と述べている。また6兆ドルの運用マネージャーとして世界的な投資ストラテジストであるTurnill氏は、

「BlackRockはブロックチェーンの多様性を重要視しており、その技術は世界中でどんどん利用されてくるだろう。」

とBusiness Insider誌に話していた。しかし一方でTurnill氏はこのブロックチェーンの発展がビットコインの価値を高めることには結びつかないと主張している。

Turnill氏はビットコインの価格は過去1年間で約800%上昇しており、これが仮想通貨市場におけるバブルになる可能性があると主張し

「投資家がビットコインを買っている理由は、ビットコインの価格が上昇しているからであって、この仕組みがビットコインの価格をどんどん上げている。」

と述べている。

世界的大手金融機関「UBS」も「ビットコインの価格は投機的なバブルだ」と述べており、Turnill氏の主張に賛同しているという。

またTurnill氏は

「皆さんビットコインが急激に上昇していく過程を見ていたと思います。ビットコインが高騰した理由は単にビットコインが上昇に乗じて買い手が増えただけで、ビットコインが本来持つ本質的な価値が評価されているわけではない。むしろビットコインそのものに固有の価値はない。」

とも述べている。ただ本質的な価値とは何か?という疑問についての答えはTurnill氏の中にはなく、Turnill氏自身がビットコイン保有者ではないため、「その疑問には答えられない」と話していたという。

一方でウォールストリートのストラテジストTom Lee(トム・リー)氏は、ビットコインの本質的な価値は「Marcalfeの法則」に従っていると考えているという。

Marcalfeの法則は、ネットワークの価値(この場合はビットコイン)はネットワーク利用者数の2乗に比例するというもので、この法則から計算すると、ビットコインの価格は2022年に25,000ドル(約284万円)に達すると予測されている。

原典:「Bitcoin Price Has No ‘Right or Wrong’ Value; Looks like a Bubble: BlackRock Strategist

ここまでの内容と考察

Turnill氏は、ブロックチェーンのシステムについては非常に大きな可能性を感じている一方でビットコインの価値には懐疑的です。管理人は、Turnill氏の意見には半分賛成で半分反対です。

半分賛成というのは、今後ビットコインが法定通貨の代わりに使用されるようになるというイメージが現状湧かないということです。

というのもビットコインは仮想通貨市場を牽引してきましたが、他の仮想通貨と比較して性能が劣ります。

それもあってか、思ったよりも普及が進んでいない印象です。その一方で、イーサリアムやリップルは、そのシステムの有用性からか、様々な場所で利用されるようになりつつあります。
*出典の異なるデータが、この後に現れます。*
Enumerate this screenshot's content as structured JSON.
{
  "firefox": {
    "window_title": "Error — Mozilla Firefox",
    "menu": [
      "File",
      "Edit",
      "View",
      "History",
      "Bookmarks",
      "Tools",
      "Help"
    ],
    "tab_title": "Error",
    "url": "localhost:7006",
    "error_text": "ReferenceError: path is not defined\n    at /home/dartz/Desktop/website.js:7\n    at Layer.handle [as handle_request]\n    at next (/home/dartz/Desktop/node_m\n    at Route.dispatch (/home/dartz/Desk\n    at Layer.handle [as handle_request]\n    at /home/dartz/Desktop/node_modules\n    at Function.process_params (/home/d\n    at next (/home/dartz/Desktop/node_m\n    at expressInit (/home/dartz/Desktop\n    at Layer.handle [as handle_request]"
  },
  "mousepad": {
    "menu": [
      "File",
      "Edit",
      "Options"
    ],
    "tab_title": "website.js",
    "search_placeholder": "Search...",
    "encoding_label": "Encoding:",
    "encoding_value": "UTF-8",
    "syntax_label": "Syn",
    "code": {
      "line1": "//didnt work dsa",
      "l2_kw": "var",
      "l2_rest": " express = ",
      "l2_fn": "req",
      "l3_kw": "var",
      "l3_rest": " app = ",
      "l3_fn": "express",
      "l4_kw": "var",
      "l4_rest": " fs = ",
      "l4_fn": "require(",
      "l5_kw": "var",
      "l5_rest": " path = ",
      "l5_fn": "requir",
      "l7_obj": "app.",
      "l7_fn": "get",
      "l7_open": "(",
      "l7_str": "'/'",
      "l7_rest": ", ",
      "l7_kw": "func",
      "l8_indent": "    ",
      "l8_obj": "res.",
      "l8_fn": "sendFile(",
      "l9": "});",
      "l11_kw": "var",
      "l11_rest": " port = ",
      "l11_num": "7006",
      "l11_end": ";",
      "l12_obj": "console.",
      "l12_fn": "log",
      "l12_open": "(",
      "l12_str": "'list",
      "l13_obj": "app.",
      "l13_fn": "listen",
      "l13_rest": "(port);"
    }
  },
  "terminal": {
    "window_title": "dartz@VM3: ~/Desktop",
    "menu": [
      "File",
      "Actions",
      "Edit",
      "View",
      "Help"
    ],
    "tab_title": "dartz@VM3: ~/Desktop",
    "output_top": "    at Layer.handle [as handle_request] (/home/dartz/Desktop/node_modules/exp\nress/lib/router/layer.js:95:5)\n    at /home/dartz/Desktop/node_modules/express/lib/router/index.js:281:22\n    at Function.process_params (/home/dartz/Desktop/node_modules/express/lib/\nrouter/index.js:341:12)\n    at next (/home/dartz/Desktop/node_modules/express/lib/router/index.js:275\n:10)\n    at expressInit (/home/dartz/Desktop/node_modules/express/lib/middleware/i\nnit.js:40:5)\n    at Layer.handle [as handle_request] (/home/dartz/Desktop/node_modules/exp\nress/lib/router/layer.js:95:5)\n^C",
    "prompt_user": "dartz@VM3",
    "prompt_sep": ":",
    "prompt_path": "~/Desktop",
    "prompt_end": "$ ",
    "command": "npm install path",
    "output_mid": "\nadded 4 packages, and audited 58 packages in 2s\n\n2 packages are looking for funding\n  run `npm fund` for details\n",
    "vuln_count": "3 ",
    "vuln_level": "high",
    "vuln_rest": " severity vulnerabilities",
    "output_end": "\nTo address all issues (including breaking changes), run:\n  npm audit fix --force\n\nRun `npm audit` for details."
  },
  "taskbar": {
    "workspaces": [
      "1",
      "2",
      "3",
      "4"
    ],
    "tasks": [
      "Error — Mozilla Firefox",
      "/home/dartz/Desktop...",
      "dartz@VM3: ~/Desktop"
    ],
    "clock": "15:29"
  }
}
これは中央集権的にどんどんプロジェクトを進めているかどうかによる違いではあるかもしれません。ビットコインは中央集権ではないという特徴から、権力争いが過熱しハードフォークなどが発生しています。なかなかビットコインのプロジェクトは前に進んでいっていません。

一方で、中央集権でプロジェックトが進んでいるイーサリアム、リップルは企業との提携も進み、実用化が見えてきています。

中央集権ではなく、だれにも縛られないという特徴がビットコインのコンセプトではあるものの、それが足かせとなって、衰退していくかも可能性も十分あります。

ただTurnill氏に半分反対というのは、バブルであることを否定的にとらえていることです。ITバブルが2000年前半に合ったように、あるものごとが普及するには、爆発的に伸びる時期が必要です。

今、ビットコインはその段階にいると捉えることができます。いつになるかわかりませんが、ビットコインバブルが一度はじけたとしても、復活してさらに成長する可能性も十分あります。

Turnill氏の意見には、正しい部分もあると思いますが、否定的にとらえすぎることには反対ですね。